Hennes packte das blanke Entsetzen. Wie ein Derwisch fegte Tony Ujah zur Seitenlinie und will dem Tier an die Hörner, doch die Goaß hat keinen Bock und flieht mit Betreuer Reipka im Schlepptau weg von dem enthemmten Doppelpack-Torschützen. In Müngersdorf kümmert das keinen Menschen. Grad’ hat der effzeh das 3:0 gegen den SC Paderborn geschossen, ist punktgleich mit Lautern und nur noch 11 Punkte von Braunschweig weg. Der Samstag kumulierte in Köln schon kurz vor drei in rot-weißer Glückseligkeit. Willkommen im Tollhaus.

Vor dem Spiel gab es für mich schon den ersten Grund einigermaßen zufrieden zu sein. Bröker wurde mit Jajalo und Strobl zwei Menschen mit geraden Füßen zur Seite gestellt. Die Hoffnung, dass mal ein Paß ankommen werden würde stieg um mehrere Potenzen. Leider nur in der Theorie, denn Jajalo machte das Spiel (leider wieder mal) komplizierter als es wirklich ist, Strobl war kaum zu sehen und Bröker rannte erneut über den Platz als würde er das Endspiel in Takeshi’s Castle bestreiten. Manchmal ist das lustig, meistens jedoch nur tragisch.
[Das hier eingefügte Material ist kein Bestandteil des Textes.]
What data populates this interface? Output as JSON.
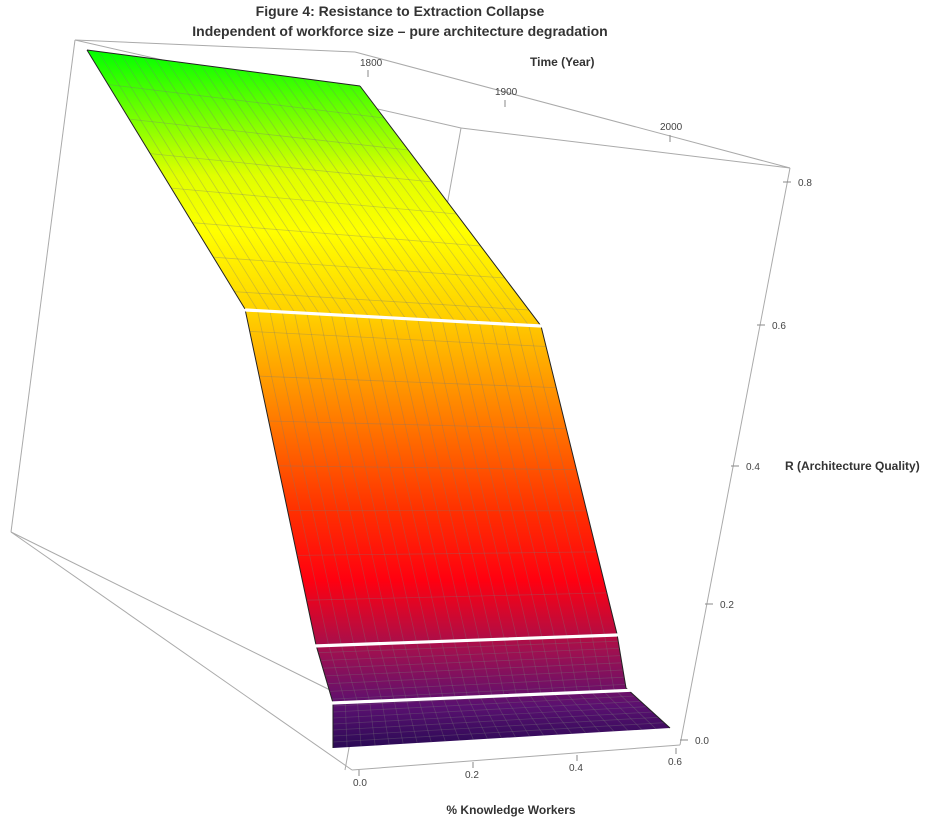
{
  "chart_data": {
    "type": "surface3d",
    "title": "Figure 4: Resistance to Extraction Collapse",
    "subtitle": "Independent of workforce size – pure architecture degradation",
    "x_axis": {
      "label": "% Knowledge Workers",
      "ticks": [
        "0.0",
        "0.2",
        "0.4",
        "0.6"
      ],
      "range": [
        0,
        0.6
      ]
    },
    "time_axis": {
      "label": "Time (Year)",
      "ticks": [
        "1800",
        "1900",
        "2000"
      ]
    },
    "z_axis": {
      "label": "R (Architecture Quality)",
      "ticks": [
        "0.0",
        "0.2",
        "0.4",
        "0.6",
        "0.8"
      ],
      "range": [
        0,
        0.8
      ]
    },
    "surface_profile": {
      "description_points": [
        {
          "t": 0.0,
          "R": 0.8
        },
        {
          "t": 0.38,
          "R": 0.62
        },
        {
          "t": 0.8,
          "R": 0.1
        },
        {
          "t": 0.9,
          "R": 0.05
        },
        {
          "t": 1.0,
          "R": 0.0
        }
      ],
      "threshold_levels_R": [
        0.62,
        0.1,
        0.05
      ],
      "colormap": [
        "#3a0a5c",
        "#7a1560",
        "#c81440",
        "#ff1a00",
        "#ff7a00",
        "#ffc400",
        "#ffff00",
        "#e4ff00",
        "#00ff00"
      ]
    },
    "grid": false,
    "legend": "none"
  }
}
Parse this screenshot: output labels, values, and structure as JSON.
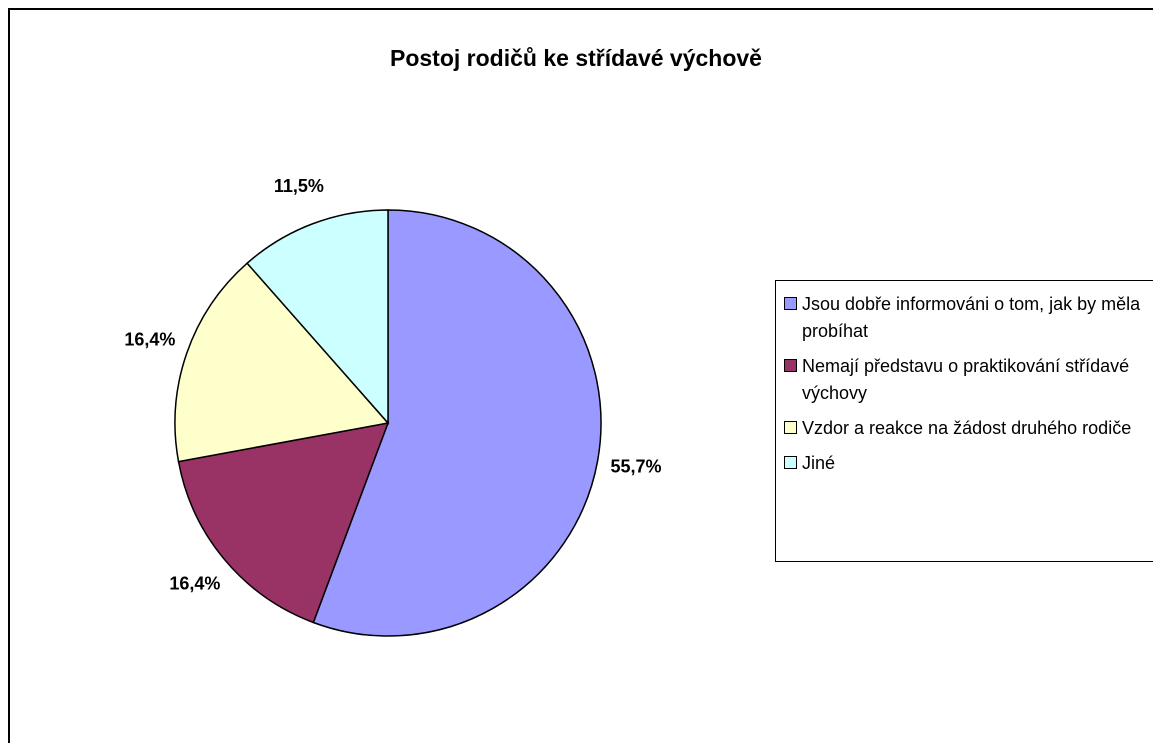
{
  "chart_data": {
    "type": "pie",
    "title": "Postoj rodičů ke střídavé výchově",
    "categories": [
      "Jsou dobře informováni o tom, jak by měla probíhat",
      "Nemají představu o praktikování střídavé výchovy",
      "Vzdor a reakce na žádost druhého rodiče",
      "Jiné"
    ],
    "values": [
      55.7,
      16.4,
      16.4,
      11.5
    ],
    "value_labels": [
      "55,7%",
      "16,4%",
      "16,4%",
      "11,5%"
    ],
    "colors": [
      "#9999ff",
      "#993366",
      "#ffffcc",
      "#ccffff"
    ],
    "legend": "right"
  }
}
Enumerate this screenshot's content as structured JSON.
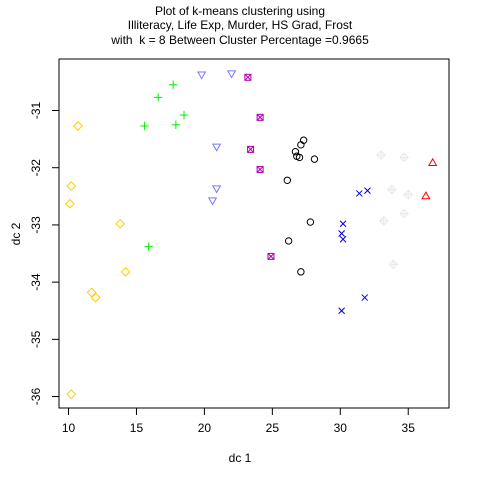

So blieb in der Abteilung Kreativspiel wieder alles an Christian Clemens hängen, der -in meinen Augen- wieder mal der stärkste Mann auf dem Platz war. Ein wenig unterstützt wurde er diesmal von Matuschyk, der sein bestes Spiel seit vielen, vielen Monden machte. Das ist immer noch weit von meiner Vorstellung von einem aktiven Sechser entfernt aber immerhin. Die Laufwege waren größtenteils okay, die Unterstützung des Mittelfeld funktionierte und auch sein Tor war gut gemacht, er ist schneller als Demme und verwandelt die scharfe Hereingabe von o.e. Clemens imt der Sohle. Ich bin ja (wie ihr wisst) mit wenig zufrieden, daher ist das schon okay.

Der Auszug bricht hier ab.